A scruffy young man wearing a knapsack approached Martha Yager at a rally. “How do I get to world peace,” he asked?
“Practice,” said Martha.
Okay, that didn’t really happen. But it’s a pretty good summary of Martha’s message to a small group gathered at the Concord Friends Meeting House in Canterbury on September 23.
Martha, who used to live in New Hampshire but now coordinates the American Friends Service Committee’s South Eastern New England Program, was invited to make a return visit as part of NH Peace Action’s “Amazing Women for Peace” series. Acknowledging that the peace movement is in rough shape at the moment, Martha asked her audience to find a partner and answer the questions, “When I think about the state of the world, the thing that concerns me most is __________,” and “When I think about that, it makes me feel __________.”
“It’s all pretty overwhelming,” she said, as participants expressed concerns about apathy, resource depletion, climate change, inequality, and violence.
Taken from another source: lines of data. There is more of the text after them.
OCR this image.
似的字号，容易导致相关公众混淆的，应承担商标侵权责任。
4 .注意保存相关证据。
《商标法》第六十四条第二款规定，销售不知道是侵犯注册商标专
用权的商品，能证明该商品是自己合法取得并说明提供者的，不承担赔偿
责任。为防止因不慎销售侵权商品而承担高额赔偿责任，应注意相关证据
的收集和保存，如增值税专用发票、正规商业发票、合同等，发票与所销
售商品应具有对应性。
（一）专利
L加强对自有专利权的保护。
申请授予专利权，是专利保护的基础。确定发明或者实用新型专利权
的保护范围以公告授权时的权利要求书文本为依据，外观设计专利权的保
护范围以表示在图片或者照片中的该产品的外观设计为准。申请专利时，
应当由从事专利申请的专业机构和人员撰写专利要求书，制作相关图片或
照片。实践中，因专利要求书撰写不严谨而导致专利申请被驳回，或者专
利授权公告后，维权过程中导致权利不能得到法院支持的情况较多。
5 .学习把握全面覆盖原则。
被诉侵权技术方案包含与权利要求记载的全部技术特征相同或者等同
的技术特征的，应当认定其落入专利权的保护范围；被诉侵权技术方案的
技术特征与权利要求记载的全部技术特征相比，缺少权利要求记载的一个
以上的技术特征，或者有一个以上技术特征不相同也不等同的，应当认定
And it’s no surprise that “people kinda’ zone out,” she said.
“It’s not an accident that people are being encouraged into isolation, disconnected from each other,” she observed. The powers that be use their power to silence people and keep people feeling powerless even when we’re not.
Martha recommended three types of action to pursue:
First, “holding actions,” or those that help people survive with dignity in a world where that can be difficult. Local examples might include volunteering at the seasonal homeless shelter at South Church in Concord, a project Martha started several years ago.
Second, actions that support life sustaining practices outside the status quo system. Examples include community gardens, time banks, food co-ops, anything that helps to create “a new society in the shell of the old.”
Third, Martha said we should support actions that lead to a change in consciousness, that help us shift from a paradigm of “power over” to “power with.”
And we need to practice, in two senses of the word. We need to put our ideas and values into practice, not leave them in our heads and hearts. And we need to try them out, try them over again, and see what works.
Martha finished up by asking pairs to fill in the blank: “The thing I’m most passionate about is __________.”
There was some discussion of whether “passion” was what we should strive for, but the point was clear: our capacity to make change will depend our willingness to put ourselves into it.